Our exclusive focus on growth markets makes us distinct from many other investment houses. ESG issues are typically more acute in our markets and therefore it is vital that the material implications for business are understood. We view any ESG shortfalls as opportunities to improve company performance, helping to build more successful, resilient and ultimately more profitable businesses. In turn, these businesses deliver valuable services to society such as more affordable healthcare, financial services for the unbanked, education, energy generation and electricity distribution to power homes and business across an entire country). Our businesses create jobs, strengthen local supply chains creating socio-economic wealth across the value chain and they contribute to national coffers through greater taxes paid. Our responsible investment approach contributes financial value and in tandem delivers significant societal benefits. We strive to monitor and measure both.

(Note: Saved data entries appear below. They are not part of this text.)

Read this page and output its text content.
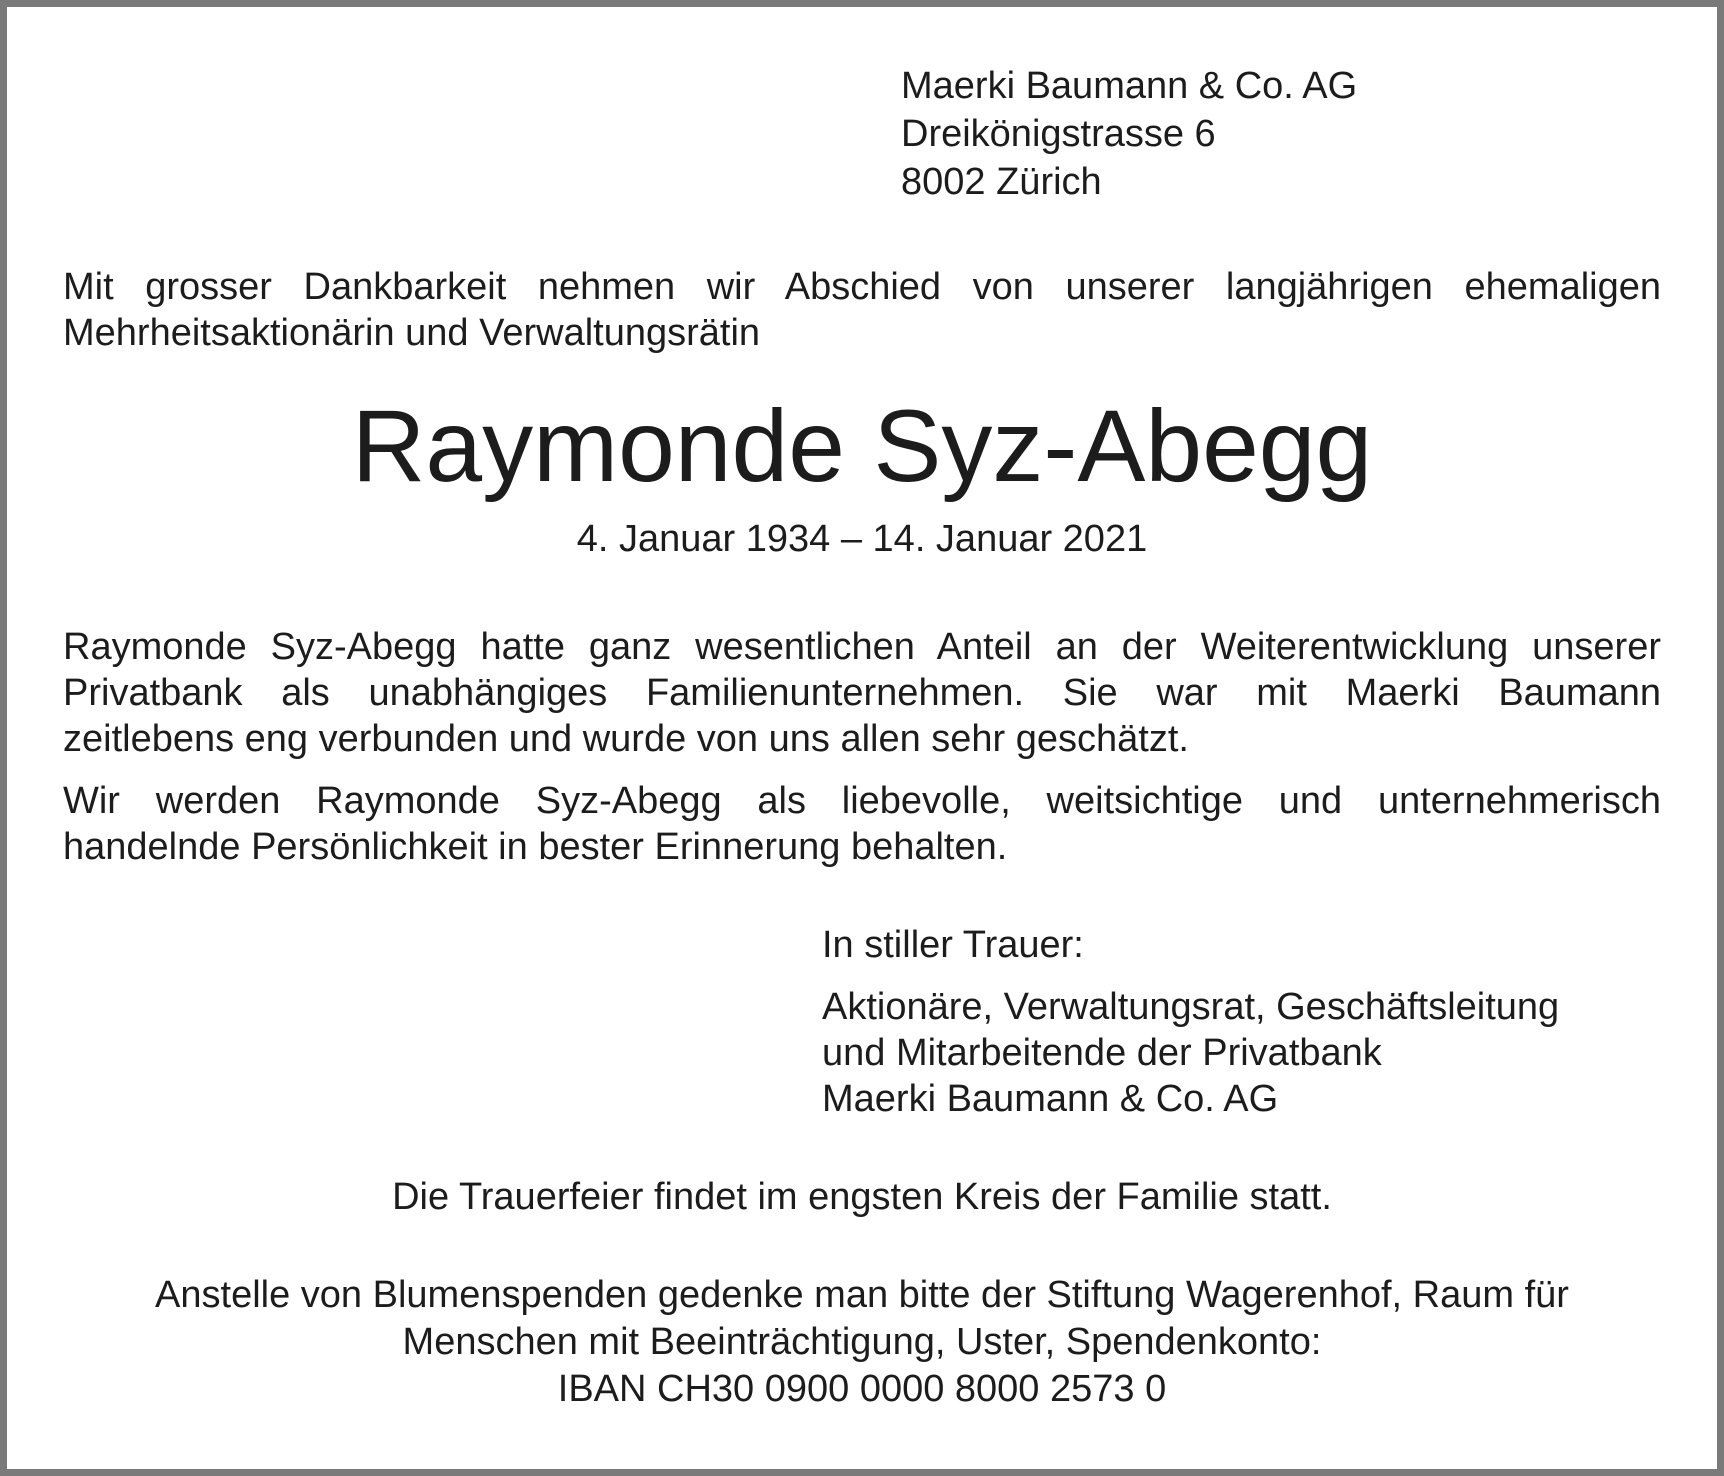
Maerki Baumann & Co. AG
Dreikönigstrasse 6
8002 Zürich
Mit grosser Dankbarkeit nehmen wir Abschied von unserer langjährigen ehemaligen
Mehrheitsaktionärin und Verwaltungsrätin
Raymonde Syz-Abegg
4. Januar 1934 – 14. Januar 2021
Raymonde Syz-Abegg hatte ganz wesentlichen Anteil an der Weiterentwicklung unserer
Privatbank als unabhängiges Familienunternehmen. Sie war mit Maerki Baumann
zeitlebens eng verbunden und wurde von uns allen sehr geschätzt.
Wir werden Raymonde Syz-Abegg als liebevolle, weitsichtige und unternehmerisch
handelnde Persönlichkeit in bester Erinnerung behalten.
In stiller Trauer:
Aktionäre, Verwaltungsrat, Geschäftsleitung
und Mitarbeitende der Privatbank
Maerki Baumann & Co. AG
Die Trauerfeier findet im engsten Kreis der Familie statt.
Anstelle von Blumenspenden gedenke man bitte der Stiftung Wagerenhof, Raum für
Menschen mit Beeinträchtigung, Uster, Spendenkonto:
IBAN CH30 0900 0000 8000 2573 0
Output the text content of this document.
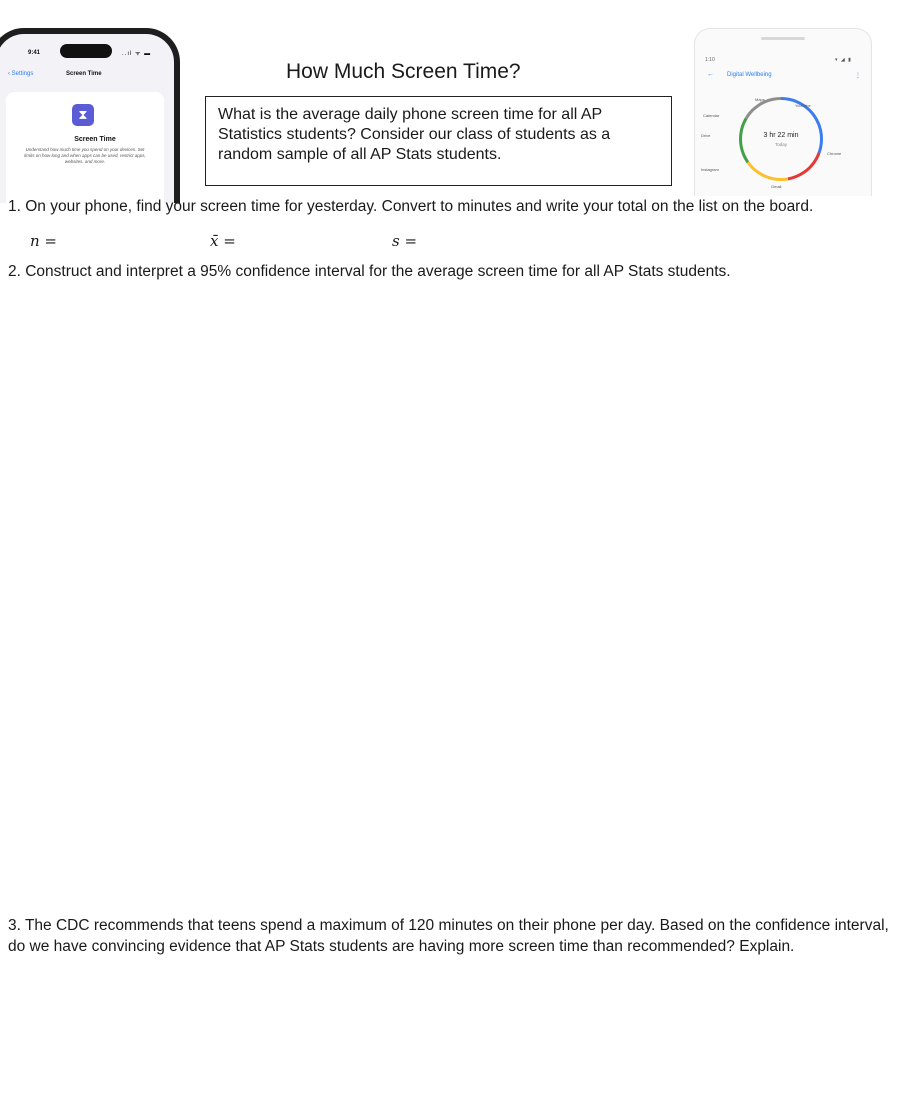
9:41	..ıl ᯤ ▬
‹ Settings	Screen Time
⧗
Screen Time
Understand how much time you spend on your devices. Set limits on how long and when apps can be used, restrict apps, websites, and more.
1:10	▾ ◢ ▮
← Digital Wellbeing	⋮
3 hr 22 min
Today
YouTube
Chrome
Gmail
Instagram
Drive
Calendar
Maps
How Much Screen Time?
What is the average daily phone screen time for all AP Statistics students? Consider our class of students as a random sample of all AP Stats students.
1. On your phone, find your screen time for yesterday. Convert to minutes and write your total on the list on the board.
n =	x̄ =	s =
2. Construct and interpret a 95% confidence interval for the average screen time for all AP Stats students.
3. The CDC recommends that teens spend a maximum of 120 minutes on their phone per day. Based on the confidence interval, do we have convincing evidence that AP Stats students are having more screen time than recommended? Explain.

Responsible investment is fully integrated into the investment committee process across the pre-investment, post-investment and exit stages of the cycle. Additionally, investee companies are required to formulate and execute a 100 day plan with a specific ESG commitments.
In 2016, Actis updated the Energy Impact Model that Actis developed for the Energy sector in 2010. The model comprises ESG metrics which can be used to measure ESG performance of investments – this enables Actis to track performance of an asset over time and pinpoint where the greatest shortfalls are. Essentially, the model measures the ESG progress Actis makes over the lifetime of its energy investments against a defined set of ESG metrics.
Actis has developed a Business Integrity framework for the healthcare sector. The framework represents the components of best practice. It is based on UK and US anti-bribery and corruption procedures and reflects input from specialist 3rd party advisors.